The Pigman's Legacy is the sequel to the first book and is written in the same changes of narrative that made the first book so interesting to me. The story takes place four months after the Pigman's death, John and Lorraine are passing by their old friend's empty house when they discover that an elderly man has taken up residence in the abandoned home. John and Lorraine believe that the appearance of a strange old man in the Pigman's house is a sign that they must reach out to the stranger in an attempt at righting all the wrongs that occurred to the Pigman.
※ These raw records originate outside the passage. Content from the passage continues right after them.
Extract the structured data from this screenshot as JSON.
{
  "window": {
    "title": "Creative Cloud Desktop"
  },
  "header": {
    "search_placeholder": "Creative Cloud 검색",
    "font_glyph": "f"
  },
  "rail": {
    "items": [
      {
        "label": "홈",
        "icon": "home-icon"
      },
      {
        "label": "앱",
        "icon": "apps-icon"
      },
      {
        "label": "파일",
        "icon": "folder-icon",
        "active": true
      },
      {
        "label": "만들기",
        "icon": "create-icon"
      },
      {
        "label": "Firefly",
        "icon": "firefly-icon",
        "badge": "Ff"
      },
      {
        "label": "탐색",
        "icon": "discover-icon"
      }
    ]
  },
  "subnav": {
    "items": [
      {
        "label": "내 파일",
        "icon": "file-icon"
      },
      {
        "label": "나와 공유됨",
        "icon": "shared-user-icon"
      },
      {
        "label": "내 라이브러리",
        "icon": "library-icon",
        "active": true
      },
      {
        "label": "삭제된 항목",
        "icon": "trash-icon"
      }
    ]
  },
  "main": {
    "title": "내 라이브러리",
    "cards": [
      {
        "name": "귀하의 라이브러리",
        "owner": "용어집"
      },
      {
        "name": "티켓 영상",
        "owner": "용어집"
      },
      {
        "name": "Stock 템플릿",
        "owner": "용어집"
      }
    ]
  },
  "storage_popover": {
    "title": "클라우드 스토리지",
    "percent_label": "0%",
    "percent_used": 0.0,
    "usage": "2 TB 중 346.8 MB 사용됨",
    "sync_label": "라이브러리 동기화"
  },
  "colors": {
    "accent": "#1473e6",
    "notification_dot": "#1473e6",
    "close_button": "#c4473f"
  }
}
Summer of My German Soldier by Bette Green

So this one's kind of sappy. I remember laying the back yard during the summer and reading the book with awe. I suppose it was my first foray into anything with a romantic nature. Right before the train pulled into the station in Jenkinsville, Arkansas, Patty Bergen, our heroine, has a feeling that something exciting is going to happen. German prisoners of war have arrived to make their new home in the prison camp in Jenkinsville. Patty, twelve years old, meets one of the German soldiers when he comes to her father's store to purchase a hat. The soldiers are being use to pick cotton in the fields. Anton, Patty's German soldier, escapes from the camp where he is being held and makes his way to Patty's house. So you see what happens next, right? Patty falls in love, Anton seems to understand her better than anyone else. I hadn't yet read Romeo and Juliet and so the idea that two people who could never been together might fall madly in love was terrifying to me. I can say, however, that by the end of the summer I wished I had my own illegally escaped prisoner of war.

A Wrinkle in Time
by Madeleine L'Engle

This book, originally published over forty years ago, has a bit of everything -- family troubles, science fiction, magic, and a good dose of symbolic meaning. The book focuses on Meg Murry and her brothers, Charles Wallace who live with their mother. Their Father has been missing for years, supposedly working on a top secret government project. A strange visitor comes to the Murry house and spirits Meg, her genius younger brother Charles Wallace and friend Calvin on a dangerous multi-dimensional journey to fight an evil that has involved the entire universe. Its not just Earth that is at stake, but Meg's relationship with her father and younger brother - and her own ability to accept herself and the talents she possesses as well. Those who are great fans of the book believe that L'Engle's series, of which A Wrinkle in Time is the first book, is a precurser to later books like the Harry Potter series. At thirteen I enjoyed the book for its complexities, the way in which a science-fiction book also contained a story of family.

1 comments:

Marg said...

I remember reading Summer of My German Solder at school! I reread it last year and it pretty much lived up to my memory of it!